With so many barriers to LGBT equality being broken in recent years — and this historic Supreme Court ruling striking down same-sex marriage bans — the military is going to tackle its last discriminatory practice.
Defense Secretary Ash Carter announced Monday that the Defense Department will study "readiness implications of welcoming transgender persons to serve openly in the military."
In a press statement, Carter said the Defense Department always learns and changes and adapts.

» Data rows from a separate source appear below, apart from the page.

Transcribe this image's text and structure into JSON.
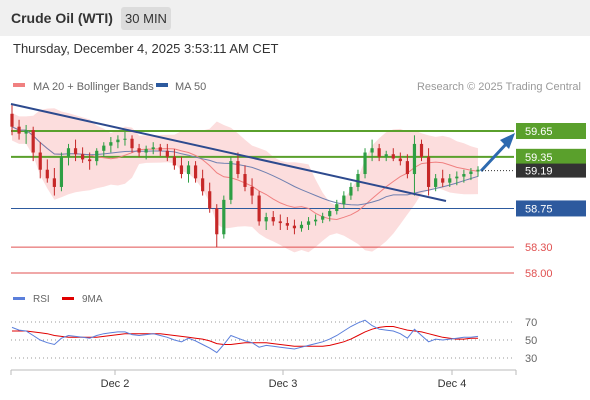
{
  "header": {
    "title": "Crude Oil (WTI)",
    "interval": "30 MIN"
  },
  "timestamp": "Thursday, December 4, 2025 3:53:11 AM CET",
  "legend": {
    "ma20_label": "MA 20 + Bollinger Bands",
    "ma20_color": "#f08080",
    "ma50_label": "MA 50",
    "ma50_color": "#2d5a9e"
  },
  "credit": "Research © 2025 Trading Central",
  "rsi_legend": {
    "rsi_label": "RSI",
    "rsi_color": "#5b7fdb",
    "ma_label": "9MA",
    "ma_color": "#e00000"
  },
  "chart_data": [
    {
      "type": "candlestick",
      "ylim": [
        57.9,
        60.65
      ],
      "x_ticks": [
        "Dec 2",
        "Dec 3",
        "Dec 4"
      ],
      "current_price": "59.19",
      "levels": [
        {
          "label": "59.65",
          "value": 59.65,
          "kind": "resistance",
          "color": "#5aa02c"
        },
        {
          "label": "59.35",
          "value": 59.35,
          "kind": "resistance",
          "color": "#5aa02c"
        },
        {
          "label": "58.75",
          "value": 58.75,
          "kind": "support",
          "color": "#2d5a9e"
        },
        {
          "label": "58.30",
          "value": 58.3,
          "kind": "support",
          "color": "#e05050"
        },
        {
          "label": "58.00",
          "value": 58.0,
          "kind": "support",
          "color": "#e05050"
        }
      ],
      "outlook": "bullish",
      "candles": [
        [
          59.85,
          59.95,
          59.6,
          59.7
        ],
        [
          59.7,
          59.78,
          59.55,
          59.62
        ],
        [
          59.62,
          59.72,
          59.5,
          59.66
        ],
        [
          59.66,
          59.7,
          59.3,
          59.4
        ],
        [
          59.4,
          59.52,
          59.1,
          59.2
        ],
        [
          59.2,
          59.32,
          59.05,
          59.1
        ],
        [
          59.1,
          59.22,
          58.9,
          59.0
        ],
        [
          59.0,
          59.4,
          58.95,
          59.35
        ],
        [
          59.35,
          59.5,
          59.25,
          59.45
        ],
        [
          59.45,
          59.55,
          59.3,
          59.38
        ],
        [
          59.38,
          59.46,
          59.28,
          59.32
        ],
        [
          59.32,
          59.4,
          59.2,
          59.3
        ],
        [
          59.3,
          59.45,
          59.25,
          59.42
        ],
        [
          59.42,
          59.52,
          59.35,
          59.48
        ],
        [
          59.48,
          59.58,
          59.4,
          59.52
        ],
        [
          59.52,
          59.6,
          59.45,
          59.55
        ],
        [
          59.55,
          59.64,
          59.48,
          59.56
        ],
        [
          59.56,
          59.6,
          59.4,
          59.45
        ],
        [
          59.45,
          59.5,
          59.35,
          59.4
        ],
        [
          59.4,
          59.48,
          59.32,
          59.44
        ],
        [
          59.44,
          59.52,
          59.38,
          59.46
        ],
        [
          59.46,
          59.5,
          59.36,
          59.42
        ],
        [
          59.42,
          59.5,
          59.3,
          59.35
        ],
        [
          59.35,
          59.44,
          59.2,
          59.25
        ],
        [
          59.25,
          59.35,
          59.1,
          59.15
        ],
        [
          59.15,
          59.3,
          59.05,
          59.25
        ],
        [
          59.25,
          59.3,
          59.05,
          59.1
        ],
        [
          59.1,
          59.2,
          58.9,
          58.95
        ],
        [
          58.95,
          59.05,
          58.7,
          58.75
        ],
        [
          58.75,
          58.8,
          58.3,
          58.45
        ],
        [
          58.45,
          58.9,
          58.4,
          58.85
        ],
        [
          58.85,
          59.35,
          58.8,
          59.3
        ],
        [
          59.3,
          59.4,
          59.1,
          59.15
        ],
        [
          59.15,
          59.25,
          58.95,
          59.0
        ],
        [
          59.0,
          59.1,
          58.8,
          58.9
        ],
        [
          58.9,
          58.95,
          58.55,
          58.6
        ],
        [
          58.6,
          58.7,
          58.5,
          58.65
        ],
        [
          58.65,
          58.72,
          58.55,
          58.6
        ],
        [
          58.6,
          58.68,
          58.5,
          58.58
        ],
        [
          58.58,
          58.65,
          58.5,
          58.55
        ],
        [
          58.55,
          58.62,
          58.45,
          58.52
        ],
        [
          58.52,
          58.6,
          58.48,
          58.56
        ],
        [
          58.56,
          58.65,
          58.5,
          58.6
        ],
        [
          58.6,
          58.68,
          58.55,
          58.62
        ],
        [
          58.62,
          58.7,
          58.58,
          58.66
        ],
        [
          58.66,
          58.75,
          58.6,
          58.72
        ],
        [
          58.72,
          58.85,
          58.68,
          58.8
        ],
        [
          58.8,
          58.95,
          58.75,
          58.9
        ],
        [
          58.9,
          59.05,
          58.85,
          59.0
        ],
        [
          59.0,
          59.2,
          58.95,
          59.15
        ],
        [
          59.15,
          59.45,
          59.1,
          59.4
        ],
        [
          59.4,
          59.55,
          59.3,
          59.45
        ],
        [
          59.45,
          59.5,
          59.3,
          59.35
        ],
        [
          59.35,
          59.42,
          59.3,
          59.38
        ],
        [
          59.38,
          59.45,
          59.3,
          59.33
        ],
        [
          59.33,
          59.4,
          59.25,
          59.3
        ],
        [
          59.3,
          59.38,
          59.1,
          59.15
        ],
        [
          59.15,
          59.6,
          58.9,
          59.5
        ],
        [
          59.5,
          59.55,
          59.3,
          59.35
        ],
        [
          59.35,
          59.45,
          58.9,
          59.0
        ],
        [
          59.0,
          59.15,
          58.95,
          59.1
        ],
        [
          59.1,
          59.2,
          59.0,
          59.05
        ],
        [
          59.05,
          59.15,
          59.0,
          59.1
        ],
        [
          59.1,
          59.18,
          59.02,
          59.12
        ],
        [
          59.12,
          59.2,
          59.05,
          59.15
        ],
        [
          59.15,
          59.22,
          59.08,
          59.18
        ],
        [
          59.18,
          59.24,
          59.12,
          59.2
        ]
      ]
    },
    {
      "type": "line",
      "title": "RSI",
      "ylim": [
        22,
        78
      ],
      "y_ticks": [
        70,
        50,
        30
      ],
      "series": [
        {
          "name": "RSI",
          "values": [
            64,
            61,
            60,
            55,
            50,
            47,
            45,
            52,
            55,
            54,
            53,
            52,
            55,
            57,
            58,
            59,
            59,
            56,
            55,
            56,
            57,
            55,
            53,
            50,
            48,
            52,
            49,
            45,
            41,
            36,
            45,
            55,
            52,
            49,
            47,
            42,
            44,
            43,
            42,
            41,
            40,
            42,
            44,
            46,
            48,
            51,
            55,
            60,
            65,
            69,
            72,
            66,
            62,
            61,
            60,
            57,
            52,
            62,
            55,
            48,
            51,
            50,
            51,
            52,
            53,
            53,
            54
          ]
        },
        {
          "name": "9MA",
          "values": [
            60,
            60,
            60,
            59,
            58,
            57,
            55,
            54,
            53,
            53,
            53,
            53,
            53,
            54,
            55,
            56,
            57,
            57,
            57,
            57,
            57,
            57,
            56,
            55,
            54,
            53,
            52,
            51,
            49,
            46,
            45,
            45,
            46,
            47,
            47,
            47,
            47,
            46,
            45,
            44,
            43,
            43,
            43,
            43,
            43,
            44,
            46,
            48,
            51,
            55,
            59,
            62,
            64,
            65,
            65,
            63,
            61,
            60,
            59,
            57,
            55,
            53,
            52,
            51,
            51,
            52,
            52
          ]
        }
      ]
    }
  ]
}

“This is true in war, where we have adapted to counterinsurgency, unmanned systems, and new battlefield requirements such as [mine-resistant, ambush-protected vehicles],” Carter said. “It is also true with respect to institutional activities, where we have learned from how we repealed "Don't Ask, Don't Tell," from our efforts to eliminate sexual assault in the military, and from our work to open up ground combat positions to women.
“Throughout this time,” he continued, “transgender men and women in uniform have been there with us, even as they often had to serve in silence alongside their fellow comrades in arms.”

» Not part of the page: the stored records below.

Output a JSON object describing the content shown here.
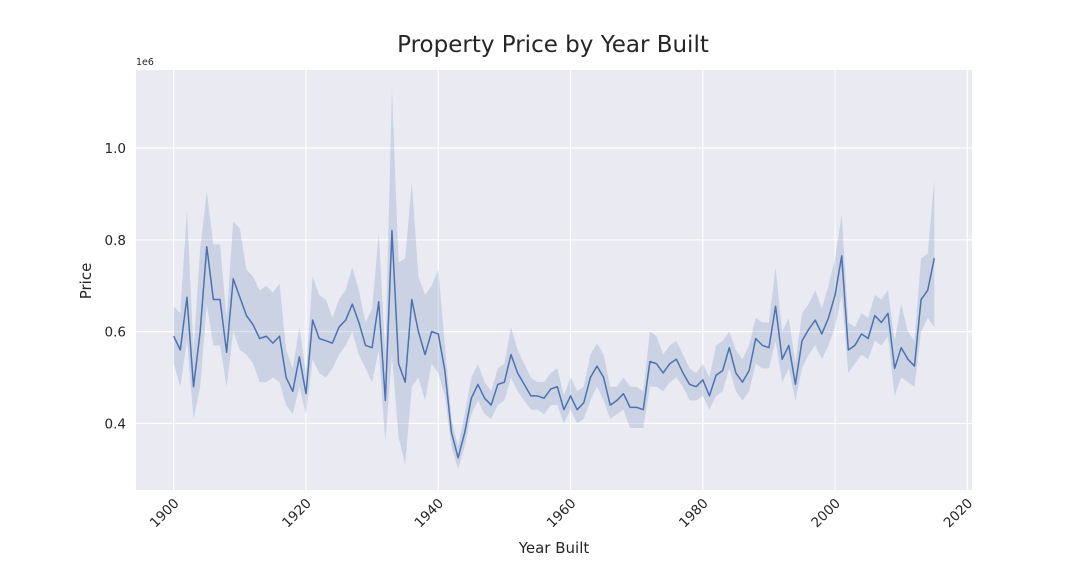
{
  "chart_data": {
    "type": "line",
    "title": "Property Price by Year Built",
    "xlabel": "Year Built",
    "ylabel": "Price",
    "y_offset_label": "1e6",
    "xlim": [
      1894.3,
      2020.7
    ],
    "ylim": [
      0.255,
      1.17
    ],
    "x_ticks": [
      1900,
      1920,
      1940,
      1960,
      1980,
      2000,
      2020
    ],
    "x_tick_labels": [
      "1900",
      "1920",
      "1940",
      "1960",
      "1980",
      "2000",
      "2020"
    ],
    "y_ticks": [
      0.4,
      0.6,
      0.8,
      1.0
    ],
    "y_tick_labels": [
      "0.4",
      "0.6",
      "0.8",
      "1.0"
    ],
    "grid": true,
    "legend": "none",
    "colors": {
      "line": "#4c72b0",
      "band": "#4c72b0",
      "background": "#eaeaf2",
      "grid": "#ffffff"
    },
    "series": [
      {
        "x": [
          1900,
          1901,
          1902,
          1903,
          1904,
          1905,
          1906,
          1907,
          1908,
          1909,
          1910,
          1911,
          1912,
          1913,
          1914,
          1915,
          1916,
          1917,
          1918,
          1919,
          1920,
          1921,
          1922,
          1923,
          1924,
          1925,
          1926,
          1927,
          1928,
          1929,
          1930,
          1931,
          1932,
          1933,
          1934,
          1935,
          1936,
          1937,
          1938,
          1939,
          1940,
          1941,
          1942,
          1943,
          1944,
          1945,
          1946,
          1947,
          1948,
          1949,
          1950,
          1951,
          1952,
          1953,
          1954,
          1955,
          1956,
          1957,
          1958,
          1959,
          1960,
          1961,
          1962,
          1963,
          1964,
          1965,
          1966,
          1967,
          1968,
          1969,
          1970,
          1971,
          1972,
          1973,
          1974,
          1975,
          1976,
          1977,
          1978,
          1979,
          1980,
          1981,
          1982,
          1983,
          1984,
          1985,
          1986,
          1987,
          1988,
          1989,
          1990,
          1991,
          1992,
          1993,
          1994,
          1995,
          1996,
          1997,
          1998,
          1999,
          2000,
          2001,
          2002,
          2003,
          2004,
          2005,
          2006,
          2007,
          2008,
          2009,
          2010,
          2011,
          2012,
          2013,
          2014,
          2015
        ],
        "values": [
          0.59,
          0.56,
          0.675,
          0.48,
          0.6,
          0.785,
          0.67,
          0.67,
          0.555,
          0.715,
          0.675,
          0.635,
          0.615,
          0.585,
          0.59,
          0.575,
          0.59,
          0.5,
          0.47,
          0.545,
          0.465,
          0.625,
          0.585,
          0.58,
          0.575,
          0.61,
          0.625,
          0.66,
          0.62,
          0.57,
          0.565,
          0.665,
          0.45,
          0.82,
          0.53,
          0.49,
          0.67,
          0.6,
          0.55,
          0.6,
          0.595,
          0.515,
          0.38,
          0.325,
          0.38,
          0.455,
          0.485,
          0.455,
          0.44,
          0.485,
          0.49,
          0.55,
          0.51,
          0.485,
          0.46,
          0.46,
          0.455,
          0.475,
          0.48,
          0.43,
          0.46,
          0.43,
          0.445,
          0.5,
          0.525,
          0.5,
          0.44,
          0.45,
          0.465,
          0.435,
          0.435,
          0.43,
          0.535,
          0.53,
          0.51,
          0.53,
          0.54,
          0.51,
          0.485,
          0.48,
          0.495,
          0.46,
          0.505,
          0.515,
          0.565,
          0.51,
          0.49,
          0.515,
          0.585,
          0.57,
          0.565,
          0.655,
          0.54,
          0.57,
          0.485,
          0.58,
          0.605,
          0.625,
          0.595,
          0.63,
          0.68,
          0.765,
          0.56,
          0.57,
          0.595,
          0.585,
          0.635,
          0.62,
          0.64,
          0.52,
          0.565,
          0.54,
          0.525,
          0.67,
          0.69,
          0.76
        ],
        "lower": [
          0.53,
          0.48,
          0.58,
          0.41,
          0.48,
          0.66,
          0.57,
          0.57,
          0.48,
          0.6,
          0.56,
          0.55,
          0.53,
          0.49,
          0.49,
          0.5,
          0.49,
          0.44,
          0.42,
          0.48,
          0.42,
          0.54,
          0.51,
          0.5,
          0.52,
          0.55,
          0.57,
          0.6,
          0.55,
          0.52,
          0.49,
          0.56,
          0.36,
          0.55,
          0.37,
          0.31,
          0.48,
          0.5,
          0.45,
          0.53,
          0.51,
          0.46,
          0.35,
          0.3,
          0.35,
          0.42,
          0.45,
          0.42,
          0.41,
          0.44,
          0.45,
          0.5,
          0.47,
          0.45,
          0.43,
          0.43,
          0.42,
          0.44,
          0.44,
          0.4,
          0.43,
          0.4,
          0.41,
          0.45,
          0.48,
          0.45,
          0.41,
          0.42,
          0.43,
          0.39,
          0.39,
          0.39,
          0.48,
          0.48,
          0.47,
          0.49,
          0.5,
          0.48,
          0.45,
          0.45,
          0.46,
          0.43,
          0.46,
          0.47,
          0.52,
          0.47,
          0.45,
          0.47,
          0.53,
          0.52,
          0.52,
          0.58,
          0.49,
          0.52,
          0.45,
          0.52,
          0.55,
          0.57,
          0.54,
          0.57,
          0.61,
          0.68,
          0.51,
          0.53,
          0.55,
          0.54,
          0.58,
          0.57,
          0.59,
          0.46,
          0.5,
          0.49,
          0.48,
          0.6,
          0.63,
          0.61
        ],
        "upper": [
          0.655,
          0.64,
          0.865,
          0.56,
          0.78,
          0.905,
          0.79,
          0.79,
          0.63,
          0.84,
          0.825,
          0.735,
          0.72,
          0.69,
          0.7,
          0.685,
          0.705,
          0.56,
          0.52,
          0.61,
          0.51,
          0.72,
          0.68,
          0.67,
          0.63,
          0.67,
          0.69,
          0.74,
          0.69,
          0.62,
          0.65,
          0.815,
          0.55,
          1.13,
          0.75,
          0.76,
          0.925,
          0.72,
          0.68,
          0.7,
          0.735,
          0.57,
          0.41,
          0.35,
          0.42,
          0.5,
          0.53,
          0.49,
          0.47,
          0.52,
          0.53,
          0.61,
          0.56,
          0.53,
          0.5,
          0.49,
          0.49,
          0.51,
          0.52,
          0.46,
          0.5,
          0.47,
          0.48,
          0.55,
          0.575,
          0.55,
          0.48,
          0.48,
          0.5,
          0.48,
          0.48,
          0.47,
          0.6,
          0.59,
          0.55,
          0.57,
          0.58,
          0.55,
          0.52,
          0.51,
          0.53,
          0.5,
          0.57,
          0.58,
          0.6,
          0.56,
          0.54,
          0.57,
          0.63,
          0.62,
          0.62,
          0.74,
          0.6,
          0.63,
          0.53,
          0.64,
          0.66,
          0.69,
          0.65,
          0.7,
          0.76,
          0.855,
          0.62,
          0.61,
          0.64,
          0.63,
          0.68,
          0.67,
          0.69,
          0.58,
          0.66,
          0.6,
          0.58,
          0.76,
          0.77,
          0.93
        ]
      }
    ]
  }
}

Carter says regulations banning transgendered persons from serving in the military are outdated and are a distraction from the military's core missions.
“At a time when our troops have learned from experience that the most important qualification for service members should be whether they're able and willing to do their job, our officers and enlisted personnel are faced with certain rules that tell them the opposite,” he added. “Moreover, we have transgender soldiers, sailors, airmen, and Marines - real, patriotic Americans - who I know are being hurt by an outdated, confusing, inconsistent approach that's contrary to our value of service and individual merit.”